HANGİ UYDU NEREYE UYDU?

Merhaba, yeni bir AstroNotlar yazısı ile karşınızdayız. Bugünkü konumuz tek seferde tamamlayamadığımız, anlatmaya doyamadığımız konulardan, uzay çöpleri. Hazırsanız başlayalım.

Uzaya fırlatılan uydular, amaçlarına göre farklı yörüngelere yerleştirilir. Örneğin; sürekli iletişim halinde olacağınız bir iletişim uydusu yapmak istiyorsanız buna uygun bir yörünge, yer-gözlem uyduları ile Dünya’yı sürekli taramak istiyorsanız buna uygun bir yörünge tercih etmelisiniz. Peki, bu yörüngeler arasında ne tür farklar var? 
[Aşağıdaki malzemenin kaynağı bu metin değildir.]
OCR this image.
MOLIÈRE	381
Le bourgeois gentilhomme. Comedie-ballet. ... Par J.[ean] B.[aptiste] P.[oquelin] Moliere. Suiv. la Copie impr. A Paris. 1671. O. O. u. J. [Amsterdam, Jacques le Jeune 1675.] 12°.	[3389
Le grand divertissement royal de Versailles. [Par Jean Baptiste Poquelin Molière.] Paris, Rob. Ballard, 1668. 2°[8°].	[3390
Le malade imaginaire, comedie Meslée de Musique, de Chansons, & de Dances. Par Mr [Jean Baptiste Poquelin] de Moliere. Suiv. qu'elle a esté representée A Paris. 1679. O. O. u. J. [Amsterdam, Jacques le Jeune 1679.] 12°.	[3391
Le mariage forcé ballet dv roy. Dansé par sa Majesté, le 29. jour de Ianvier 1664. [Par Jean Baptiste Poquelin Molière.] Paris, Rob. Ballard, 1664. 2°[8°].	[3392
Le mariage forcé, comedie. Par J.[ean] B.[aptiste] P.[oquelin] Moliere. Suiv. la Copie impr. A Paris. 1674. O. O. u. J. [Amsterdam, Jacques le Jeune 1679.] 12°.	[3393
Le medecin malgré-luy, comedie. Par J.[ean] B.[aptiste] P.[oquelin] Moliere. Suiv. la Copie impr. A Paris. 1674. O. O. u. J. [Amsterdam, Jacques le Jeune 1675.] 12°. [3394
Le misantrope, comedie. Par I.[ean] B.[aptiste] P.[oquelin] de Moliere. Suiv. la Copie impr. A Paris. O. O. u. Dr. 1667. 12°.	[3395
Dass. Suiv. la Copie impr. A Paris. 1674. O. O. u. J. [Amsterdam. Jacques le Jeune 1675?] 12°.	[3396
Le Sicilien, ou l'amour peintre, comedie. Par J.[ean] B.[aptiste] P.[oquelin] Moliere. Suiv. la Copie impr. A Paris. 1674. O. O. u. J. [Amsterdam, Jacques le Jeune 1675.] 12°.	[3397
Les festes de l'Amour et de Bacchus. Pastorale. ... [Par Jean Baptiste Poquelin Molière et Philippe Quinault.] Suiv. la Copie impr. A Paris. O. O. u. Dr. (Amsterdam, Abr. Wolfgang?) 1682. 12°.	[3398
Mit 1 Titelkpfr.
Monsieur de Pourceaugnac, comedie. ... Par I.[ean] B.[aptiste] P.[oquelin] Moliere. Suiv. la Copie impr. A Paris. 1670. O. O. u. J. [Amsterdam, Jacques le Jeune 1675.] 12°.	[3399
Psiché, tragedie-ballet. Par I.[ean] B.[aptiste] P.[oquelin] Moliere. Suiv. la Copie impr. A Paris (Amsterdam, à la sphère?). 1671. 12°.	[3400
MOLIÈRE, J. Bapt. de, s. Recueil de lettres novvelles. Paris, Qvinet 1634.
Yörünge mekaniğinde işler biraz kafa karıştırıcı olabiliyor. Diyelim ki bir uzay aracının içinde, yörüngede dolanıyorsunuz ve sizden daha yüksek yörüngedeki bir aracı yakalamak istiyorsunuz. Mantıken o cisme doğru gaza basmak, onu yakalayacağınız anlamına gelir, ancak eğer bunu denerseniz yakalayamayacağınızı görürsünüz. Çünkü yüksek yörüngede dolanan uydular, yörüngede kalmak için daha düşük hızlara ihtiyaç duyarlar ve siz gaza bastığınızda bir süre sonra yörüngeniz yükselse de, hızınızın azaldığını görürsünüz. Uzayda bir cismi yakalamanın birden fazla yolu var ve bunu en verimli şekilde yapmak için çalışmalar uzaya gönderilen ilk görevlerden beri süre gelmekte. Örneğin NASA, Apollo görevlerinden önce bir çok test yapmış ve Ay’a ilk ayak basan Neil Armstrong da bu testlerin birinde rol almıştır. Yeri gelmişken bu testlerde ve sonrasında Armstrong’un neler hissettiğini anlatan, “First Man” adlı filmi izlemenizi tavsiye ederiz.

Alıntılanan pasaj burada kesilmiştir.